Zino Pecoraro scrive ancora” Il libro è originale e profondo dal punto di vista dell’analisi perché l’autrice unisce una competenza letteraria ad una sicura conoscenza tecnica e storica della musica, oltre che vantare una esperienza collaudata come concertista. Il libro poi si sofferma con copiose ed approfondite argomentazioni ad esaminare l’opera lirica scritta da Michele Lizzi. Questo aspetto conferisce al testo, appena edito, una grande validità perché consente di percepire passo passo tutte le varie scelte musicali operate da Lizzi, per sottolineare le caratteristiche della Sagra. Non manca nel libro il puntuale riferimento alle fasi della preparazione della rappresentazione dell’Opera Lirica, alle prove, agli spartiti, alle note giornalistiche di commento alle rappresentazioni svoltesi al Teatro Massimo di Palermo”.
Può essere ancora attuale l’opera di Lizzi ?
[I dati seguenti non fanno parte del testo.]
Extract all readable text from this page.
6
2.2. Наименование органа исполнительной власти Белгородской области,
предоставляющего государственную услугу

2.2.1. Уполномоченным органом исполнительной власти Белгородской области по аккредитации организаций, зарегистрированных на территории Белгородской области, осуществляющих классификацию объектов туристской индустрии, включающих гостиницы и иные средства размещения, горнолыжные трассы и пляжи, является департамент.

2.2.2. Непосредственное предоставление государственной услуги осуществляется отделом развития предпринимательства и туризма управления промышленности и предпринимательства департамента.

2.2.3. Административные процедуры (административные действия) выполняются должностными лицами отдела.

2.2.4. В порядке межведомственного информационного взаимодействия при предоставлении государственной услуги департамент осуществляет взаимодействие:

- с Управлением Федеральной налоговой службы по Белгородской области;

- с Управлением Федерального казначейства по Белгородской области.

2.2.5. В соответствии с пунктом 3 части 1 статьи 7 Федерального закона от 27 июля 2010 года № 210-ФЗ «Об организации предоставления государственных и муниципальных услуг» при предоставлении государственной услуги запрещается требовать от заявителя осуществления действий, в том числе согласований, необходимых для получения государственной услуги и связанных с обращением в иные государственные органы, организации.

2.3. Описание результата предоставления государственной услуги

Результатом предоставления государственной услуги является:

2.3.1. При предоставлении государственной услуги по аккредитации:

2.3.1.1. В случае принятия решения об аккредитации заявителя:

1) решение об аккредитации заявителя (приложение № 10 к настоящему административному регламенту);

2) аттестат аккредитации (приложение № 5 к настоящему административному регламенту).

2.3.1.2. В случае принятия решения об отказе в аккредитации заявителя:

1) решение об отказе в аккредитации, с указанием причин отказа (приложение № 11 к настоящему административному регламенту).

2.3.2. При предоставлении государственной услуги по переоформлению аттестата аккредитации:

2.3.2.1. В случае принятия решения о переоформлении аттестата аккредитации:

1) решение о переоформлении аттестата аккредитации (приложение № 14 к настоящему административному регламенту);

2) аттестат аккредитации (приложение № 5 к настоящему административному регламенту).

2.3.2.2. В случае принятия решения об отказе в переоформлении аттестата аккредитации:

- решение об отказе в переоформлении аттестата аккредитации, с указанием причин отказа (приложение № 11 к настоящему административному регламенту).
“Ma certo, in un periodo di disorientamento, labilità e precarietà, acuite dalla pandemia,è importante diffondere la conoscenza di tradizioni e feste polari, se si pensa che in essa è condensato un crogiuolo di temi, valori, tradizioni nostre locali ma che assurgono a valore universale: il nostro essere siciliani, la Sicilitudine ,(la Sicilia come metafora di sciasciana memoria), le nostre contraddizioni tipiche colte acutamente dal genio di Pirandello, oggi ancora irrisolte anzi aggravate dall’odierno senso oggi dimenticate. Tutto ciò può dare ai giovani la possibilità di conoscere il loro passato che riconoscono quanto mai attuale, pur nel suo rimanere irrisolto ma di cui è nostro dovere conoscere ed averne almeno consapevolezza nella speranza di un futuro migliore, stando attenti all’inganno e all’ipocrisia che è sempre dietro l’angolo in ogni aspetto della nostra vita quotidiana.
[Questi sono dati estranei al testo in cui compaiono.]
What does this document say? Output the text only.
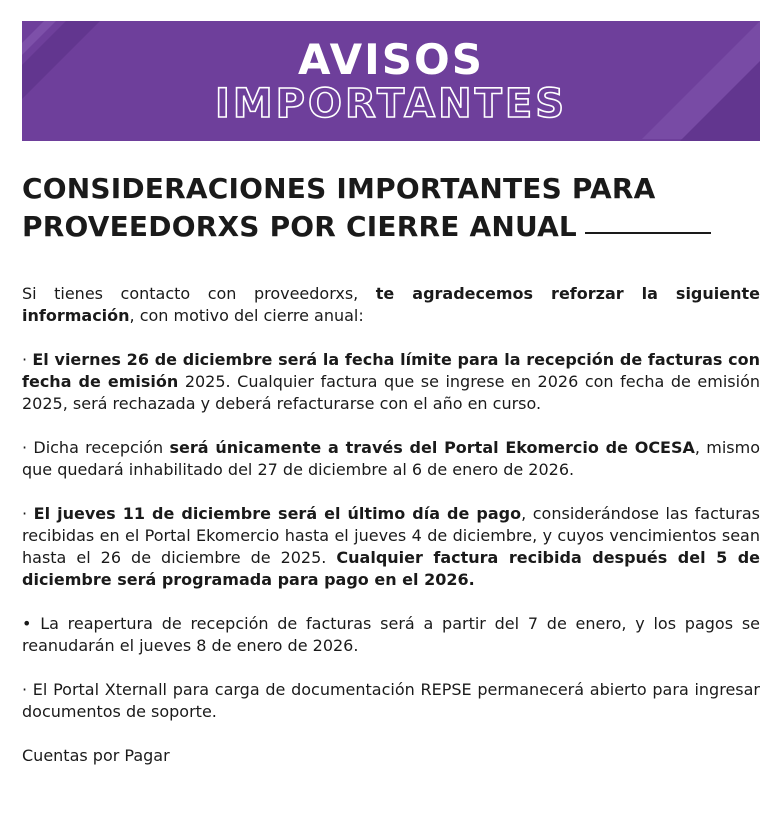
AVISOS
IMPORTANTES
CONSIDERACIONES IMPORTANTES PARA
PROVEEDORXS POR CIERRE ANUAL

Si tienes contacto con proveedorxs, te agradecemos reforzar la siguiente información, con motivo del cierre anual:

· El viernes 26 de diciembre será la fecha límite para la recepción de facturas con fecha de emisión 2025. Cualquier factura que se ingrese en 2026 con fecha de emisión 2025, será rechazada y deberá refacturarse con el año en curso.

· Dicha recepción será únicamente a través del Portal Ekomercio de OCESA, mismo que quedará inhabilitado del 27 de diciembre al 6 de enero de 2026.

· El jueves 11 de diciembre será el último día de pago, considerándose las facturas recibidas en el Portal Ekomercio hasta el jueves 4 de diciembre, y cuyos vencimientos sean hasta el 26 de diciembre de 2025. Cualquier factura recibida después del 5 de diciembre será programada para pago en el 2026.

• La reapertura de recepción de facturas será a partir del 7 de enero, y los pagos se reanudarán el jueves 8 de enero de 2026.

· El Portal Xternall para carga de documentación REPSE permanecerá abierto para ingresar documentos de soporte.

Cuentas por Pagar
Mi auguro infatti che, con questo mio lavoro scritto con fatica anche grazie al lockedown, Michele Lizzi sia conosciuto dai giovani di oggi e non solo, cosi come i politici locali possano avallare la diffusione della sua musica, la conoscenza delle sue opere, ed il messaggio di fondo che traspare sempre a partire dalla sua terra d’Akragas a cui era legato e che oggi deve riesumarlo dalla memoria”.